Ailing Nasdaq forced to undo work of its Mr. Fixit

Market tries to repair Zarb's losing strategy

August 17, 2003|By Susan Harrigan | Susan Harrigan,NEWSDAY

During a long career in government and private industry, Frank G. Zarb has been Mr. Fixit.

Now, however, one of his major repair jobs appears to have sprung leaks. The Nasdaq stock market, following a strategy that Zarb developed in the late 1990s to try to keep it from coming apart, has rapidly lost money and market share.

Amid a continued defection of customers to upstart electronic communications networks, or ECNs, Nasdaq's share of trades in its own listed stocks has fallen to 17 percent as of June from 18.7 percent in December, costing it fees.

Nearly half of all trades in Nasdaq-listed stocks done by broker-dealers who participate in the Nasdaq network are reported elsewhere, causing a further loss of revenue.

Faced with shrinking revenue, a new Nasdaq chief executive has cut some Zarb-inspired ventures and embarked on a major cost-cutting effort that includes layoffs and taking a hard look at the expenses involved in operating MarketSite, the glitzy TV backdrop and office building Zarb built in Times Square.

Nasdaq's plight has "tremendous" implications for investors and the marketplace, said Robert A. Schwartz, a professor of finance at Baruch College. "To have good stocks and good companies, you need well-functioning liquid markets."

It is an axiom of trading that the more orders that interact with each other in a market, the better prices will be for investors. Moreover, companies too small to list on the nation's largest market, the New York Stock Exchange, have long relied on Nasdaq, the second-largest, to help them raise capital.

Mark G. Heesen, president of the National Venture Capital Association, said Nasdaq's "imprimatur" is crucial for new companies, especially those seeking overseas investors.

"Nasdaq took a very long time to put together," Heeson said. "It's not something you can replicate overnight."

Some critics blame Nasdaq's problems on Zarb, 68, who retired from it and its parent, the National Association of Securities Dealers, in February 2002. They say he was too sure that the bull market global cachet of Nasdaq stocks would last and that he was too confident of getting key parts of his plans approved by market members and regulators.

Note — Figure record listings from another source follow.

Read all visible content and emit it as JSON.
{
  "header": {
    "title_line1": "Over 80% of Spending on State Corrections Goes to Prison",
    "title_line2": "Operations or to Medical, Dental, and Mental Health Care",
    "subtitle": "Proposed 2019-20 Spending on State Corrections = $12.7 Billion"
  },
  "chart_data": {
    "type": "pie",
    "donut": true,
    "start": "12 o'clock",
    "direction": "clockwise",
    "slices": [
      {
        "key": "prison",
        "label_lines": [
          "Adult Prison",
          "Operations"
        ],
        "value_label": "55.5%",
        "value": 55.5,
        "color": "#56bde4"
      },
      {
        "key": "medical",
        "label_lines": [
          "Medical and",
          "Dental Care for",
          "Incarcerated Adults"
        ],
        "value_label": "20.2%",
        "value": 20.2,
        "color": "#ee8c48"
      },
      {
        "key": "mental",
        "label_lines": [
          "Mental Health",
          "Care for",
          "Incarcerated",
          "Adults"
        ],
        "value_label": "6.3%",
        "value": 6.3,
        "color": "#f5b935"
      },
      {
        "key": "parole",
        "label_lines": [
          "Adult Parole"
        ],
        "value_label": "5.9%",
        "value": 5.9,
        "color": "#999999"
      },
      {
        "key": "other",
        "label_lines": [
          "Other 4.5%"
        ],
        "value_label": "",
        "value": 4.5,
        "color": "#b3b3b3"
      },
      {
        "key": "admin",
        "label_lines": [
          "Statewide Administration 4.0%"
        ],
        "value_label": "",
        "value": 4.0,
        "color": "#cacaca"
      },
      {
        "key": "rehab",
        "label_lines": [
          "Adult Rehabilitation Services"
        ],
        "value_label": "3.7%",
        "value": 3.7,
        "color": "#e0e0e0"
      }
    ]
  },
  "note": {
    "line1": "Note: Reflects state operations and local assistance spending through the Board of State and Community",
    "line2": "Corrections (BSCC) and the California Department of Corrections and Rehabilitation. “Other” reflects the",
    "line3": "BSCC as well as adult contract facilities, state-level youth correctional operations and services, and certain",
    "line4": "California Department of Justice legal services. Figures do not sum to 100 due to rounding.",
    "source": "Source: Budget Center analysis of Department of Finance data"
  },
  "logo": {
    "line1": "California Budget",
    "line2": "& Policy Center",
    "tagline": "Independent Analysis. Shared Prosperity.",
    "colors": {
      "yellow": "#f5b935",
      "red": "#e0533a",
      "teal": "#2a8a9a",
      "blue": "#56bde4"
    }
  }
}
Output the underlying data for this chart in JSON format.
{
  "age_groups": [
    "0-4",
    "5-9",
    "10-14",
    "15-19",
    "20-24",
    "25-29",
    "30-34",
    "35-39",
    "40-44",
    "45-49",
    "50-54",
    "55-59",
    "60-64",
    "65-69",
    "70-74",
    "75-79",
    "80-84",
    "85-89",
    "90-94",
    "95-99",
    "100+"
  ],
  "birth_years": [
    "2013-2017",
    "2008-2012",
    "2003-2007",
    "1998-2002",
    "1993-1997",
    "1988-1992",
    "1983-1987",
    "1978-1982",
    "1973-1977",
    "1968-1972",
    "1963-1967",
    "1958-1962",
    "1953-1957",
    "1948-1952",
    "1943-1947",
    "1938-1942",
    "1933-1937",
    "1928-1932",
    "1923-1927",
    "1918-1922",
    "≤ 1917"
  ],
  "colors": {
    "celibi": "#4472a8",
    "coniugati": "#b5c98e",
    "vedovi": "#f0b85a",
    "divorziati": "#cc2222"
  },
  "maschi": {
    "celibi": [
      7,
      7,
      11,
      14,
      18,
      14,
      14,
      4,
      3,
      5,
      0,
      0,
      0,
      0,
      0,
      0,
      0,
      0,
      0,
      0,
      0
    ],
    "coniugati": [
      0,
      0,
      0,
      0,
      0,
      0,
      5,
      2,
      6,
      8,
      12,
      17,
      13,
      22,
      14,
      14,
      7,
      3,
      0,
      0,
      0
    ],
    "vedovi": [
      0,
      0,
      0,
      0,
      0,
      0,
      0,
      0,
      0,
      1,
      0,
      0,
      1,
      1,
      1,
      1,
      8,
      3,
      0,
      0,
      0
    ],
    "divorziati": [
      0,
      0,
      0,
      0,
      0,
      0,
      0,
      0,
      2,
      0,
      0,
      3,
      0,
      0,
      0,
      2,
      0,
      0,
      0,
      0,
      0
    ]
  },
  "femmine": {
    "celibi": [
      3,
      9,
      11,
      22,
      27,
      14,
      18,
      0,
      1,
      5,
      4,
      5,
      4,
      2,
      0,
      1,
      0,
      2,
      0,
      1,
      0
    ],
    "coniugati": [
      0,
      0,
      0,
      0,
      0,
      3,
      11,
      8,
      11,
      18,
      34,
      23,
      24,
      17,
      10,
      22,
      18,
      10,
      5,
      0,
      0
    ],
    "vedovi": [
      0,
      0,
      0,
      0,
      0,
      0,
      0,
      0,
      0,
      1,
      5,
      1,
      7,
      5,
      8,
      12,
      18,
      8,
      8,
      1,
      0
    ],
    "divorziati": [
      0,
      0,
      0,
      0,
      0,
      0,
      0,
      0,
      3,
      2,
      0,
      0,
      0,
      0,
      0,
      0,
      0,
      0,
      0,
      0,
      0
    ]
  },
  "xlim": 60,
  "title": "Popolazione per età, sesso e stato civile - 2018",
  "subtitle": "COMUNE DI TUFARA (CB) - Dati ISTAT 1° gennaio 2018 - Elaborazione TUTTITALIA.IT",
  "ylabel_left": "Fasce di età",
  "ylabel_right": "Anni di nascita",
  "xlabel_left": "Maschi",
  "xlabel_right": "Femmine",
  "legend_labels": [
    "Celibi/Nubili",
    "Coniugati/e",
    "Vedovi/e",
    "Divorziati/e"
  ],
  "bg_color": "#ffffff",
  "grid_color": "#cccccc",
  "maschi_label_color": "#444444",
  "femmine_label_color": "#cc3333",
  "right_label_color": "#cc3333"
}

Zarb, whose resume includes top-ranking positions at Smith Barney and at Alexander & Alexander in Baltimore, said his Nasdaq strategy was a good one when hatched, but that his successors weren't quick enough to "ratchet back" on growth when global markets turned down.

"I don't think I made mistakes," Zarb said in a recent interview. "You make a decision for the moment, then you re-evaluate it when things change. You always manage to the new reality."

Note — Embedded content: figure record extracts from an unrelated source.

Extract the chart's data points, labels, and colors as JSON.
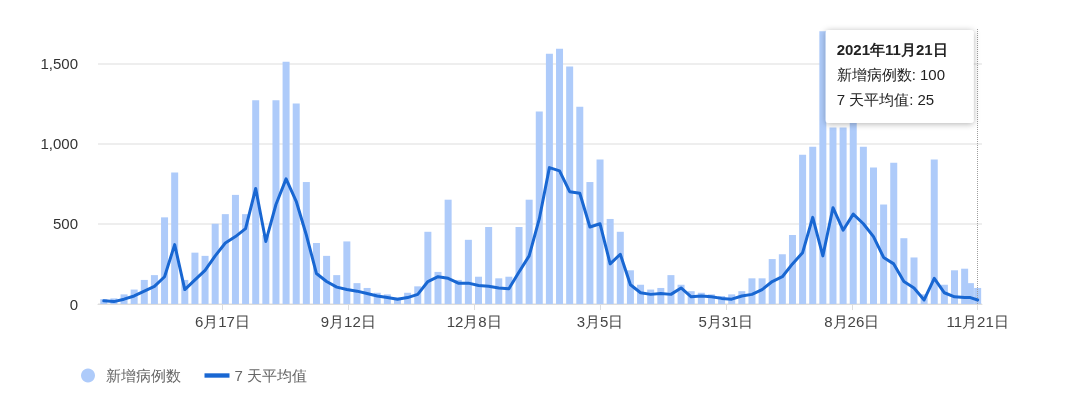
{
  "chart_data": {
    "type": "bar",
    "x": [
      "2020-03-27",
      "2020-04-03",
      "2020-04-10",
      "2020-04-17",
      "2020-04-24",
      "2020-05-01",
      "2020-05-08",
      "2020-05-15",
      "2020-05-22",
      "2020-05-29",
      "2020-06-05",
      "2020-06-12",
      "2020-06-19",
      "2020-06-26",
      "2020-07-03",
      "2020-07-10",
      "2020-07-17",
      "2020-07-24",
      "2020-07-31",
      "2020-08-07",
      "2020-08-14",
      "2020-08-21",
      "2020-08-28",
      "2020-09-04",
      "2020-09-11",
      "2020-09-18",
      "2020-09-25",
      "2020-10-02",
      "2020-10-09",
      "2020-10-16",
      "2020-10-23",
      "2020-10-30",
      "2020-11-06",
      "2020-11-13",
      "2020-11-20",
      "2020-11-27",
      "2020-12-04",
      "2020-12-11",
      "2020-12-18",
      "2020-12-25",
      "2021-01-01",
      "2021-01-08",
      "2021-01-15",
      "2021-01-22",
      "2021-01-29",
      "2021-02-05",
      "2021-02-12",
      "2021-02-19",
      "2021-02-26",
      "2021-03-05",
      "2021-03-12",
      "2021-03-19",
      "2021-03-26",
      "2021-04-02",
      "2021-04-09",
      "2021-04-16",
      "2021-04-23",
      "2021-04-30",
      "2021-05-07",
      "2021-05-14",
      "2021-05-21",
      "2021-05-28",
      "2021-06-04",
      "2021-06-11",
      "2021-06-18",
      "2021-06-25",
      "2021-07-02",
      "2021-07-09",
      "2021-07-16",
      "2021-07-23",
      "2021-07-30",
      "2021-08-06",
      "2021-08-13",
      "2021-08-20",
      "2021-08-27",
      "2021-09-03",
      "2021-09-10",
      "2021-09-17",
      "2021-09-24",
      "2021-10-01",
      "2021-10-08",
      "2021-10-15",
      "2021-10-22",
      "2021-10-29",
      "2021-11-05",
      "2021-11-12",
      "2021-11-16",
      "2021-11-21"
    ],
    "series": [
      {
        "name": "新增病例数",
        "color": "#aecbfa",
        "values": [
          30,
          35,
          60,
          90,
          150,
          180,
          540,
          820,
          150,
          320,
          300,
          500,
          560,
          680,
          560,
          1270,
          430,
          1270,
          1510,
          1250,
          760,
          380,
          300,
          180,
          390,
          130,
          100,
          70,
          60,
          40,
          70,
          110,
          450,
          200,
          650,
          150,
          400,
          170,
          480,
          160,
          170,
          480,
          650,
          1200,
          1560,
          1590,
          1480,
          1230,
          760,
          900,
          530,
          450,
          210,
          120,
          90,
          100,
          180,
          120,
          80,
          70,
          60,
          50,
          60,
          80,
          160,
          160,
          280,
          310,
          430,
          930,
          980,
          1700,
          1100,
          1100,
          1130,
          980,
          850,
          620,
          880,
          410,
          290,
          60,
          900,
          120,
          210,
          220,
          130,
          100
        ]
      },
      {
        "name": "7 天平均值",
        "type": "line",
        "color": "#1967d2",
        "values": [
          20,
          15,
          30,
          50,
          80,
          110,
          170,
          370,
          90,
          150,
          210,
          300,
          380,
          420,
          470,
          720,
          390,
          620,
          780,
          640,
          430,
          190,
          140,
          105,
          90,
          80,
          65,
          50,
          40,
          30,
          40,
          60,
          140,
          170,
          160,
          130,
          130,
          115,
          110,
          100,
          95,
          200,
          300,
          530,
          850,
          830,
          700,
          690,
          480,
          500,
          250,
          310,
          120,
          70,
          60,
          65,
          60,
          100,
          45,
          50,
          45,
          35,
          30,
          50,
          60,
          90,
          140,
          170,
          250,
          320,
          540,
          300,
          600,
          460,
          560,
          500,
          420,
          290,
          250,
          140,
          100,
          25,
          160,
          70,
          45,
          40,
          40,
          25
        ]
      }
    ],
    "xlim": [
      "2020-03-23",
      "2021-11-24"
    ],
    "xticks": [
      {
        "value": "2020-06-17",
        "label": "6月17日"
      },
      {
        "value": "2020-09-12",
        "label": "9月12日"
      },
      {
        "value": "2020-12-08",
        "label": "12月8日"
      },
      {
        "value": "2021-03-05",
        "label": "3月5日"
      },
      {
        "value": "2021-05-31",
        "label": "5月31日"
      },
      {
        "value": "2021-08-26",
        "label": "8月26日"
      },
      {
        "value": "2021-11-21",
        "label": "11月21日"
      }
    ],
    "ylim": [
      0,
      1720
    ],
    "yticks": [
      0,
      500,
      {
        "value": 1000,
        "label": "1,000"
      },
      {
        "value": 1500,
        "label": "1,500"
      }
    ],
    "grid": "y",
    "legend": "bottom left",
    "line_style": "solid",
    "marker": "none",
    "ref_lines": [
      {
        "axis": "x",
        "value": "2021-11-21",
        "color": "#9e9e9e",
        "line_style": "dotted"
      }
    ],
    "annotations": [
      "2021年11月21日",
      "新增病例数: 100",
      "7 天平均值: 25"
    ]
  }
}
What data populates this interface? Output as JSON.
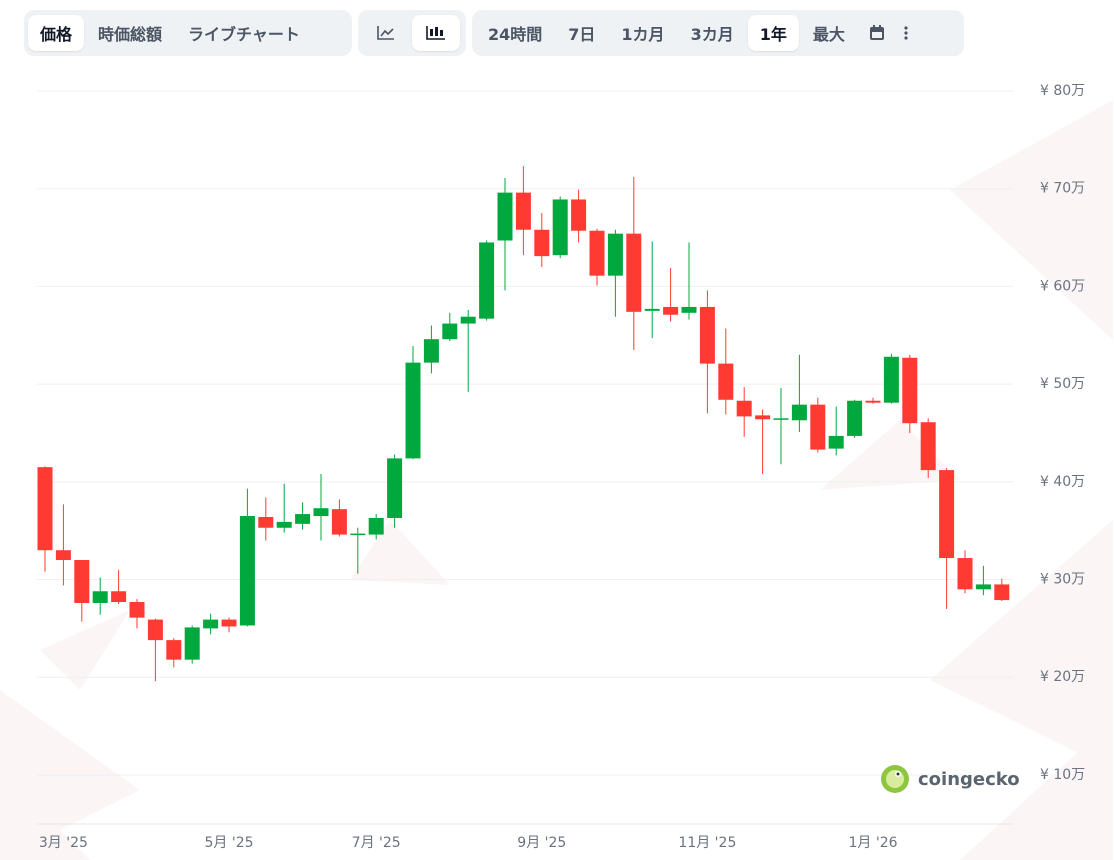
{
  "toolbar": {
    "view_tabs": [
      "価格",
      "時価総額",
      "ライブチャート"
    ],
    "range_tabs": [
      "24時間",
      "7日",
      "1カ月",
      "3カ月",
      "1年",
      "最大"
    ]
  },
  "logo": "coingecko",
  "chart_data": {
    "type": "candlestick",
    "up_color": "#00a83e",
    "down_color": "#ff3a33",
    "grid": true,
    "categories": [
      null,
      "3月 '25",
      null,
      null,
      null,
      null,
      null,
      null,
      null,
      null,
      "5月 '25",
      null,
      null,
      null,
      null,
      null,
      null,
      null,
      "7月 '25",
      null,
      null,
      null,
      null,
      null,
      null,
      null,
      null,
      "9月 '25",
      null,
      null,
      null,
      null,
      null,
      null,
      null,
      null,
      "11月 '25",
      null,
      null,
      null,
      null,
      null,
      null,
      null,
      null,
      "1月 '26",
      null,
      null,
      null,
      null,
      null,
      null,
      null
    ],
    "open": [
      41.5,
      33,
      32,
      27.6,
      28.8,
      27.7,
      25.9,
      23.8,
      21.8,
      25,
      25.9,
      25.3,
      36.4,
      35.3,
      35.7,
      36.5,
      37.2,
      34.6,
      34.6,
      36.3,
      42.4,
      52.2,
      54.6,
      56.2,
      56.7,
      64.7,
      69.6,
      65.8,
      63.2,
      68.9,
      65.7,
      61.1,
      65.4,
      57.5,
      57.9,
      57.3,
      57.9,
      52.1,
      48.3,
      46.8,
      46.4,
      46.3,
      47.9,
      43.4,
      44.7,
      48.3,
      48.1,
      52.7,
      46.1,
      41.2,
      32.2,
      29,
      29.5
    ],
    "high": [
      41.6,
      37.7,
      32,
      30.2,
      31,
      28,
      26,
      24,
      25.3,
      26.5,
      26.1,
      39.3,
      38.4,
      39.8,
      37.9,
      40.8,
      38.2,
      35.3,
      36.7,
      42.8,
      53.9,
      56,
      57.3,
      57.6,
      64.7,
      71.1,
      72.3,
      67.5,
      69.2,
      69.9,
      65.9,
      65.8,
      71.2,
      64.6,
      61.9,
      64.5,
      59.6,
      55.7,
      49.7,
      47.4,
      49.6,
      53,
      48.6,
      47.7,
      48.4,
      48.6,
      53.1,
      53,
      46.5,
      41.4,
      33,
      31.4,
      30.1
    ],
    "low": [
      30.8,
      29.4,
      25.7,
      26.4,
      27.5,
      25,
      19.6,
      21,
      21.4,
      24.4,
      24.6,
      25.2,
      34,
      34.8,
      35.1,
      34,
      34.4,
      30.6,
      34.1,
      35.3,
      42.3,
      51.1,
      54.4,
      49.2,
      56.5,
      59.6,
      63.2,
      62,
      62.9,
      64.5,
      60.1,
      56.9,
      53.5,
      54.7,
      56.4,
      56.6,
      47,
      46.9,
      44.6,
      40.8,
      41.8,
      45.1,
      43,
      42.7,
      44.5,
      48,
      48,
      45,
      40.4,
      27,
      28.6,
      28.4,
      27.8
    ],
    "close": [
      33,
      32,
      27.6,
      28.8,
      27.7,
      26.1,
      23.8,
      21.8,
      25.1,
      25.9,
      25.2,
      36.5,
      35.3,
      35.9,
      36.7,
      37.3,
      34.6,
      34.7,
      36.3,
      42.4,
      52.2,
      54.6,
      56.2,
      56.9,
      64.5,
      69.6,
      65.8,
      63.1,
      68.9,
      65.7,
      61.1,
      65.4,
      57.4,
      57.7,
      57.1,
      57.9,
      52.1,
      48.4,
      46.7,
      46.4,
      46.5,
      47.9,
      43.3,
      44.7,
      48.3,
      48.1,
      52.8,
      46,
      41.2,
      32.2,
      29,
      29.5,
      27.9
    ],
    "ylim": [
      5,
      83
    ],
    "yticks": [
      {
        "value": 10,
        "label": "¥ 10万"
      },
      {
        "value": 20,
        "label": "¥ 20万"
      },
      {
        "value": 30,
        "label": "¥ 30万"
      },
      {
        "value": 40,
        "label": "¥ 40万"
      },
      {
        "value": 50,
        "label": "¥ 50万"
      },
      {
        "value": 60,
        "label": "¥ 60万"
      },
      {
        "value": 70,
        "label": "¥ 70万"
      },
      {
        "value": 80,
        "label": "¥ 80万"
      }
    ]
  }
}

Largely because of the cost of shrinking Nasdaq's operations and staff, the Nasdaq Stock Market Inc. lost $46.4 million in the first half of this year. Its earnings have declined steadily for the past three quarters and its stock, which trades thinly on the over-the-counter bulletin board, sells for less than half what it did a year ago.

Nasdaq's latest chief executive, Robert Greifeld, told investors this month that the company intends to become "the dominant U.S. equity market."

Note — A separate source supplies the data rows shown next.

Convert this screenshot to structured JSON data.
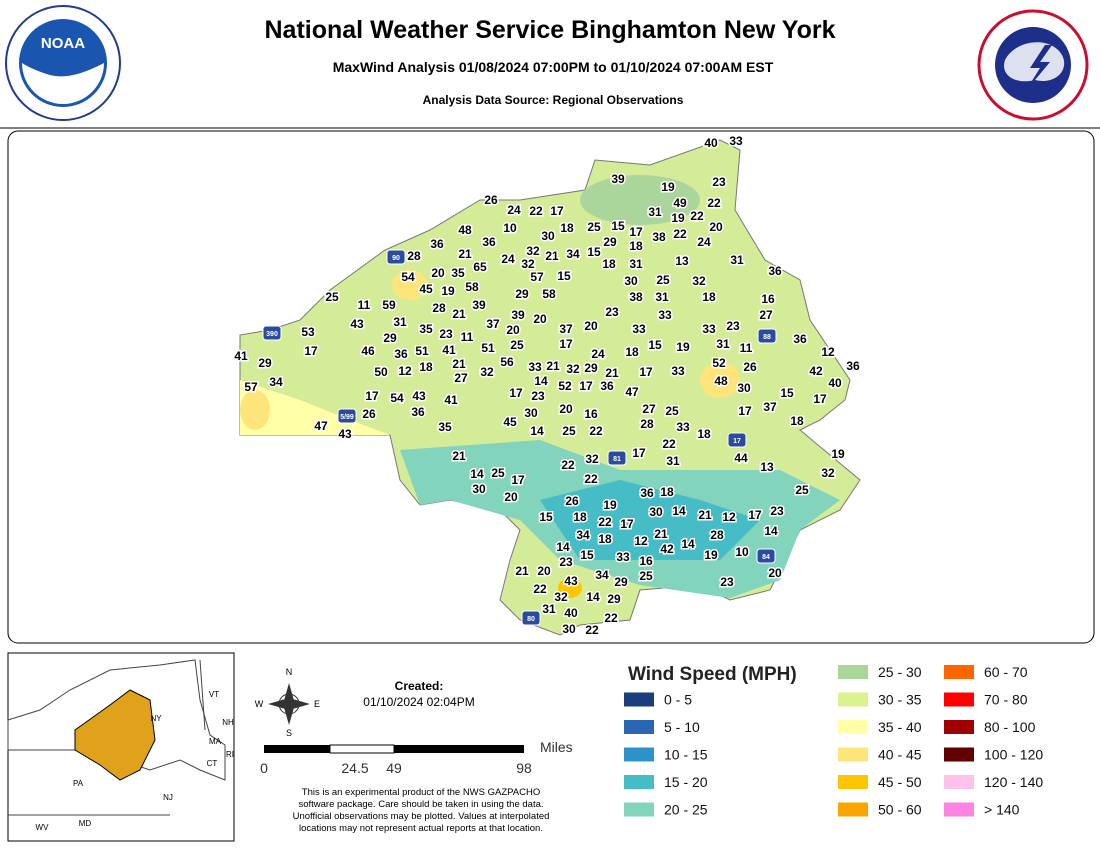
{
  "header": {
    "title": "National Weather Service Binghamton New York",
    "subtitle": "MaxWind Analysis 01/08/2024 07:00PM to 01/10/2024 07:00AM EST",
    "source": "Analysis Data Source: Regional Observations",
    "logo": "NOAA"
  },
  "map": {
    "stations": [
      40,
      33,
      39,
      19,
      23,
      26,
      24,
      22,
      17,
      49,
      22,
      31,
      19,
      22,
      48,
      10,
      18,
      25,
      15,
      17,
      38,
      22,
      20,
      36,
      30,
      24,
      32,
      21,
      34,
      15,
      29,
      18,
      28,
      36,
      24,
      21,
      32,
      18,
      31,
      13,
      31,
      36,
      54,
      20,
      35,
      65,
      57,
      15,
      30,
      25,
      32,
      25,
      45,
      19,
      58,
      29,
      58,
      38,
      31,
      18,
      16,
      11,
      59,
      28,
      21,
      39,
      23,
      33,
      27,
      43,
      31,
      35,
      23,
      11,
      37,
      39,
      20,
      20,
      37,
      20,
      33,
      33,
      23,
      53,
      29,
      41,
      51,
      25,
      17,
      18,
      15,
      19,
      31,
      11,
      36,
      12,
      17,
      46,
      36,
      51,
      21,
      56,
      33,
      21,
      32,
      29,
      24,
      21,
      17,
      33,
      52,
      26,
      42,
      36,
      41,
      29,
      50,
      12,
      18,
      27,
      32,
      14,
      52,
      17,
      36,
      47,
      48,
      30,
      40,
      57,
      34,
      17,
      54,
      43,
      41,
      17,
      23,
      15,
      17,
      37,
      17,
      27,
      25,
      28,
      33,
      18,
      18,
      36,
      26,
      20,
      16,
      30,
      45,
      35,
      47,
      43,
      14,
      25,
      22,
      22,
      17,
      31,
      19,
      32,
      21,
      32,
      22,
      22,
      44,
      13,
      14,
      25,
      17,
      30,
      20,
      25,
      36,
      18,
      26,
      19,
      30,
      14,
      21,
      12,
      17,
      23,
      15,
      18,
      22,
      17,
      14,
      34,
      18,
      12,
      21,
      42,
      14,
      28,
      14,
      15,
      33,
      19,
      10,
      16,
      21,
      20,
      23,
      34,
      29,
      25,
      20,
      23,
      43,
      22,
      32,
      14,
      29,
      31,
      40,
      22,
      30,
      22
    ],
    "highways": [
      "90",
      "390",
      "88",
      "17",
      "81",
      "84",
      "80",
      "5/99"
    ]
  },
  "inset": {
    "states": [
      "NY",
      "VT",
      "NH",
      "MA",
      "CT",
      "RI",
      "PA",
      "NJ",
      "MD",
      "WV"
    ]
  },
  "compass": [
    "N",
    "E",
    "S",
    "W"
  ],
  "created": {
    "label": "Created:",
    "date": "01/10/2024 02:04PM"
  },
  "scale": {
    "unit": "Miles",
    "ticks": [
      "0",
      "24.5",
      "49",
      "98"
    ]
  },
  "disclaimer": [
    "This is an experimental product of the NWS GAZPACHO",
    "software package. Care should be taken in using the data.",
    "Unofficial observations may be plotted. Values at interpolated",
    "locations may not represent actual reports at that location."
  ],
  "legend": {
    "title": "Wind Speed (MPH)",
    "items": [
      {
        "label": "0 - 5",
        "color": "#1b3f7e"
      },
      {
        "label": "5 - 10",
        "color": "#2b66b3"
      },
      {
        "label": "10 - 15",
        "color": "#2b93c8"
      },
      {
        "label": "15 - 20",
        "color": "#45bcc6"
      },
      {
        "label": "20 - 25",
        "color": "#83d4bc"
      },
      {
        "label": "25 - 30",
        "color": "#abd69b"
      },
      {
        "label": "30 - 35",
        "color": "#dcf28c"
      },
      {
        "label": "35 - 40",
        "color": "#ffffa8"
      },
      {
        "label": "40 - 45",
        "color": "#fde57c"
      },
      {
        "label": "45 - 50",
        "color": "#fdc600"
      },
      {
        "label": "50 - 60",
        "color": "#fba600"
      },
      {
        "label": "60 - 70",
        "color": "#ff6600"
      },
      {
        "label": "70 - 80",
        "color": "#ff0000"
      },
      {
        "label": "80 - 100",
        "color": "#a00000"
      },
      {
        "label": "100 - 120",
        "color": "#600000"
      },
      {
        "label": "120 - 140",
        "color": "#ffc2ea"
      },
      {
        "label": "> 140",
        "color": "#ff84e2"
      }
    ]
  }
}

So far, he has closed all of the market's overseas operations; started to tinker with Nasdaq's trading mechanism, which was altered under pressure from members after Zarb first proposed it; and replaced a lot of top management.

Eighty jobs have been cut, and the company is scrutinizing other expenses.

Christopher R. Concannon, Nasdaq's strategist, said the review includes MarketSite, which people familiar with Nasdaq's operations said costs more than $20 million a year to maintain.

Greifeld declined requests for an interview, as did Hardwick Simmons, who took over Nasdaq's leadership from Zarb and stepped down in May under pressure from Nasdaq's board.

Market professionals say Nasdaq is at a crucial juncture.

"If they continue down the path they're going at the moment, Nasdaq will become less and less relevant," said Octavio Marenzi, chief executive of Celent Communications, a Boston financial services research and advisory firm. "I don't say they would disappear, but ... Nasdaq will [be transformed] from what was once an enormous, a tremendous brand name, into something of marginal significance."

The NASD created Nasdaq in 1971 to link broker-dealers trading in stocks not listed on national exchanges. An electronic network, it operates through computers in Connecticut and Maryland, rather than having a physical trading floor as does the New York Stock Exchange.

When Zarb became the NASD's head in 1997, Nasdaq was trying to recover from a dealer bid-rigging scandal that had tarnished its image with investors and it was threatened by new competitors that were eating into its trading business.